Director Monte Hellman’s gritty 1966 existential Western stars a grinning Jack Nicholson as a ‘violent, sadistic and merciless’ hired killer called Billy Spear, who comes up against bounty hunters Willett Gashade and Coley (Warren Oates and Will Hutchins).
What is on offer is ‘suspenseful desert pursuit in the High Noon tradition’. A sombre search for who knows what is the bleak centre of this film about man’s futile struggle against mortality.
There is a quietly impressive screenplay by Carole Eastman (the Oscar nominated screen-writer from Five Easy Pieces in 1970, who was credited in both films as Adrien Joyce), while Hellman’s intense direction on a shoestring budget of $75,000 keeps the colour images as opaque as the words. Ten pages were cut from Eastman’s screenplay just before shooting, helping to slash the budget and keeping the running time to only 82 minutes. Look out for the promised ‘unequalled climax’.

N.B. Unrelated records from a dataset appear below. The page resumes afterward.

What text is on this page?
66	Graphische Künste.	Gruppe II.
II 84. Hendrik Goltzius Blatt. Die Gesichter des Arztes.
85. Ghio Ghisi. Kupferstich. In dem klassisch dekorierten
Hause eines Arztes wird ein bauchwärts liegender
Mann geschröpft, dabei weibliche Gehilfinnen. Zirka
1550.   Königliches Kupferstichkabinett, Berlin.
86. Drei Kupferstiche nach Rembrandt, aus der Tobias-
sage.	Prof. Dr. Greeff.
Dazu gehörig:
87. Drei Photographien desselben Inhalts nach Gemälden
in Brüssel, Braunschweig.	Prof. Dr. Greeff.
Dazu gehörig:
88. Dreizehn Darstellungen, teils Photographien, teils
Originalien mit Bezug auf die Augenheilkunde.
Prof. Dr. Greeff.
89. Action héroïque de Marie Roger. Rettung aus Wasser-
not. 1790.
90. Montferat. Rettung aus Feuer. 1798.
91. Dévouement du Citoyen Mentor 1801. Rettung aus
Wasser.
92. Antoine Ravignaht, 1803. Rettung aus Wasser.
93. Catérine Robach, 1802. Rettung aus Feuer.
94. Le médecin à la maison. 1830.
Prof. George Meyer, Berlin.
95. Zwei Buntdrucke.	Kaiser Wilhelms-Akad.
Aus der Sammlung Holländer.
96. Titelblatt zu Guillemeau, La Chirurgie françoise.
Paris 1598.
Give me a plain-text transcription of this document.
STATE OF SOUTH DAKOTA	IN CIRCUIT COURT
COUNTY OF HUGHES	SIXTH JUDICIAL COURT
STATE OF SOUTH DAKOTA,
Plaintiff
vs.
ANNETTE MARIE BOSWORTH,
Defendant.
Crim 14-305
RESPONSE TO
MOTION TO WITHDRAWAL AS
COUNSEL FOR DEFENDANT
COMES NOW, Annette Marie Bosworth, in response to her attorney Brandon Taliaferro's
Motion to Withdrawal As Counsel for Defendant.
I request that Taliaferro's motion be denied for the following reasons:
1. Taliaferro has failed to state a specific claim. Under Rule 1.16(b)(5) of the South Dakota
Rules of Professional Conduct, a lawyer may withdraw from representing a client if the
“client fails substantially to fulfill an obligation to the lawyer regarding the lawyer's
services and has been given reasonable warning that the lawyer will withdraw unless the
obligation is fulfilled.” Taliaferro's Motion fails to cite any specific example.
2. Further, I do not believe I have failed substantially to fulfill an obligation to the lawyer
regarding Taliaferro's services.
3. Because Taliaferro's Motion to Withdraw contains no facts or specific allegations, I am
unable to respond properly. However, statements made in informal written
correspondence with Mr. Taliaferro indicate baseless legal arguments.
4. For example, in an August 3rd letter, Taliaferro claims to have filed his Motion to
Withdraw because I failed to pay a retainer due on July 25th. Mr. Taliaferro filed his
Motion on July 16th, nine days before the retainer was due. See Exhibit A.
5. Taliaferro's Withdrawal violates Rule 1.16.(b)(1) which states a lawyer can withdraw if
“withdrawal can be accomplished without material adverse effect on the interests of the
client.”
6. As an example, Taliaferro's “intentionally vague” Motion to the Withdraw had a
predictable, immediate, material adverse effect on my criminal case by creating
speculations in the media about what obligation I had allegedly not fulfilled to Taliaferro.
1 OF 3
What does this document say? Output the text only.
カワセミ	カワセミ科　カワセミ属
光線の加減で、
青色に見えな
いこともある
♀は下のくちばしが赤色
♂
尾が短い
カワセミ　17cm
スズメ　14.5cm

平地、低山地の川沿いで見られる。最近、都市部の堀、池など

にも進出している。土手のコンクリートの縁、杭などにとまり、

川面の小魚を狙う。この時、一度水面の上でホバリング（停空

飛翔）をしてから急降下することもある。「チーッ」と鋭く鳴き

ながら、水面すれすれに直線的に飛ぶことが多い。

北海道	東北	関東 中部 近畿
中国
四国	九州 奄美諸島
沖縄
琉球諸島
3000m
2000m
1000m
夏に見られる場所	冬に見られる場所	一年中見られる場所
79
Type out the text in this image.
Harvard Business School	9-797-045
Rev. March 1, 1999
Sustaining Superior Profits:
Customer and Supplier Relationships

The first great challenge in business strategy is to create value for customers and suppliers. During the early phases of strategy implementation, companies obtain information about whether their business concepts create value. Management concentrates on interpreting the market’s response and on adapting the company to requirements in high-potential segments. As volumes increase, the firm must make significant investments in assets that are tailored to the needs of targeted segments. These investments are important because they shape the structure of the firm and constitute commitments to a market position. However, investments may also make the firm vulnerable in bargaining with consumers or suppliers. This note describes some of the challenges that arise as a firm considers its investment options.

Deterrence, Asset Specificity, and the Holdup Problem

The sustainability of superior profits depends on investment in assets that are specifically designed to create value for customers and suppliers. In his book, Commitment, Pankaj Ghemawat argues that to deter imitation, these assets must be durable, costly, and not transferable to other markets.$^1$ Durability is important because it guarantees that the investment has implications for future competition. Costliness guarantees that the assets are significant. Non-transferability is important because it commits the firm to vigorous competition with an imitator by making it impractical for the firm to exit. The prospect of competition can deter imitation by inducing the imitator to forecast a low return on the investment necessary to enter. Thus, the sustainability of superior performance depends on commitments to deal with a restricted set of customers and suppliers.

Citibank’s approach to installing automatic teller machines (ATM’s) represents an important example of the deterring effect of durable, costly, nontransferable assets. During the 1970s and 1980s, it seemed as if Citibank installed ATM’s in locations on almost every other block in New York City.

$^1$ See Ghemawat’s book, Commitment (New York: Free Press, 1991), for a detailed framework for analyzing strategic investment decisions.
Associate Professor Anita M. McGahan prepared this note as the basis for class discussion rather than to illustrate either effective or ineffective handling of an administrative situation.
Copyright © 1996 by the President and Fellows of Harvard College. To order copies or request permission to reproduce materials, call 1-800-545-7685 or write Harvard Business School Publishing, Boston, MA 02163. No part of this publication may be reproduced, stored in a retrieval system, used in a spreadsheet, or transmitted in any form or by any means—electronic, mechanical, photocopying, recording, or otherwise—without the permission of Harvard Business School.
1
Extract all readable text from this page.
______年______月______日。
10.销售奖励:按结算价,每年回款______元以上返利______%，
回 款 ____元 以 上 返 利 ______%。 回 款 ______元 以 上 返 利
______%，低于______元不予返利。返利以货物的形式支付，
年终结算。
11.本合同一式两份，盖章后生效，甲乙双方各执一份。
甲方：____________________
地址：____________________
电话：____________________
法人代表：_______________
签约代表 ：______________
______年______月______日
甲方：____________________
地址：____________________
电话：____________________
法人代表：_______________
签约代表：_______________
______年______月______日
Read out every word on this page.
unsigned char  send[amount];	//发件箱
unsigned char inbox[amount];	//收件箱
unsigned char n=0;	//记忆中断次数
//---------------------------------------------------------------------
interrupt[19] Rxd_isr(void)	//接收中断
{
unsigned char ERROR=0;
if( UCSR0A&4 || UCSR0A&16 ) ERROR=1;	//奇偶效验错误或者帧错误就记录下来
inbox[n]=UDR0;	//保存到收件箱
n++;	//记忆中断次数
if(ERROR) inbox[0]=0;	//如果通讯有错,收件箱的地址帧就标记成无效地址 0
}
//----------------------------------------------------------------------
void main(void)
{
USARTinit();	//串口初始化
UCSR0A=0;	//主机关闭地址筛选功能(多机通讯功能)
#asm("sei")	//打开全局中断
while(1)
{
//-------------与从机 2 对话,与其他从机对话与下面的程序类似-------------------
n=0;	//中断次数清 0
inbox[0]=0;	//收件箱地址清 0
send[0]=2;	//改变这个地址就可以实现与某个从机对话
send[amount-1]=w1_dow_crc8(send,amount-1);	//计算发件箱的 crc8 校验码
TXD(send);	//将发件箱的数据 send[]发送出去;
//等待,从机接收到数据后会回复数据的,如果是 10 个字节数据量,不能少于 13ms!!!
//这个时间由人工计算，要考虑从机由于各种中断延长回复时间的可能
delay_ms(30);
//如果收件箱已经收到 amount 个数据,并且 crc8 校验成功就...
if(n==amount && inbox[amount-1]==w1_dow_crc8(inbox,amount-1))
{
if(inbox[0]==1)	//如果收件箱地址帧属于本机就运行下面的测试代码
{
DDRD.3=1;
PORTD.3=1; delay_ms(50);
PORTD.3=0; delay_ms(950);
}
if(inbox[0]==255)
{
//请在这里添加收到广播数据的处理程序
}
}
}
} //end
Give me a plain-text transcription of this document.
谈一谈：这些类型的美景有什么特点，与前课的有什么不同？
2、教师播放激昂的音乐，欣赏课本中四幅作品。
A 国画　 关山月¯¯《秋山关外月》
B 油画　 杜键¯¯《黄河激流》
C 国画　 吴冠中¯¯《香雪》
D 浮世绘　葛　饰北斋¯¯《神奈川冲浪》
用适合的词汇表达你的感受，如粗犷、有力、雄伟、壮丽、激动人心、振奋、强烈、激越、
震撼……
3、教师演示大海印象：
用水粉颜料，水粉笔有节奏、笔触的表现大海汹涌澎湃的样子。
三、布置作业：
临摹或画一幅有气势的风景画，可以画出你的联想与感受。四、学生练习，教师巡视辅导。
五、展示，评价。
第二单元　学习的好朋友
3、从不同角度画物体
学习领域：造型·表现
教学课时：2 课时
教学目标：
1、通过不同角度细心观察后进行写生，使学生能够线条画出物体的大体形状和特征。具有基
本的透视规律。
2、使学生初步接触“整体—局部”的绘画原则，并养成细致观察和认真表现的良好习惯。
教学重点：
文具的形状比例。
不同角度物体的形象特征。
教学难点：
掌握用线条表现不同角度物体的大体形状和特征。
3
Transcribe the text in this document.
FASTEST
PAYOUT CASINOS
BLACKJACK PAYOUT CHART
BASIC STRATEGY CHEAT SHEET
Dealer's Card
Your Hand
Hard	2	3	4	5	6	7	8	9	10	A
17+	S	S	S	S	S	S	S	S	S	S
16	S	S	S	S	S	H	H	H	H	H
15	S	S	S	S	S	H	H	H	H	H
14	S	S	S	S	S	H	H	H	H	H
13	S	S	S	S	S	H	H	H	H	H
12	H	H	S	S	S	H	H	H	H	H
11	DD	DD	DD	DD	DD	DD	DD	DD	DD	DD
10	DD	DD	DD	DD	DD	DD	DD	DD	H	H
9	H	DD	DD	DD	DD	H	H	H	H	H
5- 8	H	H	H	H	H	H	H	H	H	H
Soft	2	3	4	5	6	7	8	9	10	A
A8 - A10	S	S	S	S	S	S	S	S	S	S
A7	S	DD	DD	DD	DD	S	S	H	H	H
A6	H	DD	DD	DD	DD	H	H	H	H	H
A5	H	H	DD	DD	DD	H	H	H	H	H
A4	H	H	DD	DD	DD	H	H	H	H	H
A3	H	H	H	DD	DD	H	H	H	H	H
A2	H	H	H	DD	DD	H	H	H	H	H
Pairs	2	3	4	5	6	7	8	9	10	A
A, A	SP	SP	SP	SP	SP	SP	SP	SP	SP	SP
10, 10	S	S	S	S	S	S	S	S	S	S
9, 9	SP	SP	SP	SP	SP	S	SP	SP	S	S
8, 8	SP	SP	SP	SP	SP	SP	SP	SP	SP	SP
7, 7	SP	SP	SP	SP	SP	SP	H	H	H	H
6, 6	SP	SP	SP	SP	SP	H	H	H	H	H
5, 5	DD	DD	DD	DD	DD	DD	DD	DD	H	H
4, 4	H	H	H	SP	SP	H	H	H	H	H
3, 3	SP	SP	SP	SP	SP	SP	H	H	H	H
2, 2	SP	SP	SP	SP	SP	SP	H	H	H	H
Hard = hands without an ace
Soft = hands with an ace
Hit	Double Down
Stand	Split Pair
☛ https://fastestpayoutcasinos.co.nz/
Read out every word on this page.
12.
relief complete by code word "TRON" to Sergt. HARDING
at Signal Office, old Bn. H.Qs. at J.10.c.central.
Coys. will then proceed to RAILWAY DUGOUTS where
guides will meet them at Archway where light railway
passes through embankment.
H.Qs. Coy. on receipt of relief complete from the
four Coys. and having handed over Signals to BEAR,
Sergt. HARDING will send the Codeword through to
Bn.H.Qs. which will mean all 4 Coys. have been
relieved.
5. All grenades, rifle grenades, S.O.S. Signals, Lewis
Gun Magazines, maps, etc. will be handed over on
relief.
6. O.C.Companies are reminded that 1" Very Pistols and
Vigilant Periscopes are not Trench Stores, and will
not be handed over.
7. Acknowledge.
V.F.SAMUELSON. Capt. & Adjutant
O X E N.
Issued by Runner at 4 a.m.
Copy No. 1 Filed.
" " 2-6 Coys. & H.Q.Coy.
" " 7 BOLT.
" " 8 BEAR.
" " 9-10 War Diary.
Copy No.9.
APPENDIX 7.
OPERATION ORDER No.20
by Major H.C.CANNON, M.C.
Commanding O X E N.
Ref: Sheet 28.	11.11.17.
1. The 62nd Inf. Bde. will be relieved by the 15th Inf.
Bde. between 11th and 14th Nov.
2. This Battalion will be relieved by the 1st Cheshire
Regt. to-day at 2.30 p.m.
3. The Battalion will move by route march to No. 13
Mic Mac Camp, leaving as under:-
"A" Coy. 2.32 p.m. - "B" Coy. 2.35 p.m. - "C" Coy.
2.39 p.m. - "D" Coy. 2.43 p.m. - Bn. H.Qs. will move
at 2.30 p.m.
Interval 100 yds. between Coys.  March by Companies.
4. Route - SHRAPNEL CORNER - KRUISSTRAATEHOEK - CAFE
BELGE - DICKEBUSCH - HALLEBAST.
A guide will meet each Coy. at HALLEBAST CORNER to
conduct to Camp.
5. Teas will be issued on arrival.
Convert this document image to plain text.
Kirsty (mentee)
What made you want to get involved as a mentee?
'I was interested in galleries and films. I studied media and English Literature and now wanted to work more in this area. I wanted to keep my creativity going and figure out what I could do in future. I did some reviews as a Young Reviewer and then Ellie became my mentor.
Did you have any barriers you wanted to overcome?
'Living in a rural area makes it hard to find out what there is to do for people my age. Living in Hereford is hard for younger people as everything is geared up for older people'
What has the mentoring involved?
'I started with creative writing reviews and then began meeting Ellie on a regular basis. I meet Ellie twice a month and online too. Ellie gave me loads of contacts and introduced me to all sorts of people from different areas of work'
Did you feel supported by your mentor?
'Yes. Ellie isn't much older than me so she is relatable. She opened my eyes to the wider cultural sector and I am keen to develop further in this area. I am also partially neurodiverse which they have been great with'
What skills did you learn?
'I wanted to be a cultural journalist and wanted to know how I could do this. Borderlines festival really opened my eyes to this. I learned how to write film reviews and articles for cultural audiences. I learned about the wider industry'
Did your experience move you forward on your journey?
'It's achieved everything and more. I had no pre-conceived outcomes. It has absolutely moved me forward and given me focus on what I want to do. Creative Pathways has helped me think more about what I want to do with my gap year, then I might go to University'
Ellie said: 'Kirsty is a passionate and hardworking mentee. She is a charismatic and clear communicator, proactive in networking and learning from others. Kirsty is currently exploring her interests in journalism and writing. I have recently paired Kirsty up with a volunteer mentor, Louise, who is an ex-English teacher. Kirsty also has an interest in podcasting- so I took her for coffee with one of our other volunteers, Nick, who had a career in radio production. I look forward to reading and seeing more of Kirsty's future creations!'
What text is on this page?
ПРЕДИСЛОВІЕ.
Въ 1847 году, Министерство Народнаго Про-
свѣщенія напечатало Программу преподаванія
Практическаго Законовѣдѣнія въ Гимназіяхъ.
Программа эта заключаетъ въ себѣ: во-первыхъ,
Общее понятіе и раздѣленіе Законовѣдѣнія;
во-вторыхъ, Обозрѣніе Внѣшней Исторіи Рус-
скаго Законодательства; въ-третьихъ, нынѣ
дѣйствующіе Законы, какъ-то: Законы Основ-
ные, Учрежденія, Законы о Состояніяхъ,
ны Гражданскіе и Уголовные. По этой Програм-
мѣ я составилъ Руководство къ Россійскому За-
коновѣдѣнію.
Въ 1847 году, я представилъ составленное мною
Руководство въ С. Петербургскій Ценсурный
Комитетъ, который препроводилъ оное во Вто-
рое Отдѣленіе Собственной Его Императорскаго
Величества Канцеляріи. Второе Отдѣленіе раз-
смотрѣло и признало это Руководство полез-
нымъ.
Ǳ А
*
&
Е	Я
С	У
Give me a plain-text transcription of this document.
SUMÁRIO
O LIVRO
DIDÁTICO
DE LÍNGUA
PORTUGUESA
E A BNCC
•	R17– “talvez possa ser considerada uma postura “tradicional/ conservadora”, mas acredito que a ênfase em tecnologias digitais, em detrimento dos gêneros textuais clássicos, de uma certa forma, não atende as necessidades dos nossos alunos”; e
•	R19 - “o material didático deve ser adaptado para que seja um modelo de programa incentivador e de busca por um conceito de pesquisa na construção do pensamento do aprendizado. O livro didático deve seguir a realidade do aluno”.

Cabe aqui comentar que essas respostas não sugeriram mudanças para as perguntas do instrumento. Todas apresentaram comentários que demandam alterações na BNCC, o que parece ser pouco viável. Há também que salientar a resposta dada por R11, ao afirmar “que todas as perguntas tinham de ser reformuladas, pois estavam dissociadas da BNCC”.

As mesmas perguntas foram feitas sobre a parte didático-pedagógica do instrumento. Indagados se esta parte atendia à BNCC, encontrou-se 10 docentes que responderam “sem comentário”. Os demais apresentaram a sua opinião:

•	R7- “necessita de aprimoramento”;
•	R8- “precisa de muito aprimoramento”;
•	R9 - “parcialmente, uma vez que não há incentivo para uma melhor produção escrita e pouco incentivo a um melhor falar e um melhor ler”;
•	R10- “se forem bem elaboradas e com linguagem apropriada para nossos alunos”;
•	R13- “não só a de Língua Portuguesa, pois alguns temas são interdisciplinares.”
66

Also in the cast are Millie Perkins, B J Merholz, Guy El Tsosie, Brandon Carroll (as the Sheriff), Wally Moon (Deputy) and Charles Eastman.
It is shot by Gregory Sandor, produced by Jack Nicholson and Monte Hellman, and scored by Richard Markowitz.
Premiered at at the Montreal Film Festival, and shown at the San Francisco Film Festival, it was picked up by the Walter Reade Organization in the US and sold directly to TV. It eventually hit US public cinema screens in 1971 and 1972.
It was made in 1965, before its companion piece Ride in the Whirlwind, reuniting Nicholson with Hellman.
The horse wranglers got $10,000 of the $75,000 budget. Heavy rain and flooding wasted the first two days of filming and $5,000 of the budget. That just left $60,000 for the actors, producers, director, writer, cinematographer, etc, etc!
Will Hutchins (born 5 May 1930) is fondly remembered as young lawyer Tom Brewster in 69 episodes of the Warner Bros TV Western show Sugarfoot [Tenderfoot] on ABC from 1957 to 1961.
Carole Eastman (1934–2004) was the sister of Charles Eastman. She attended acting class with Nicholson and wrote the scripts of four of his films.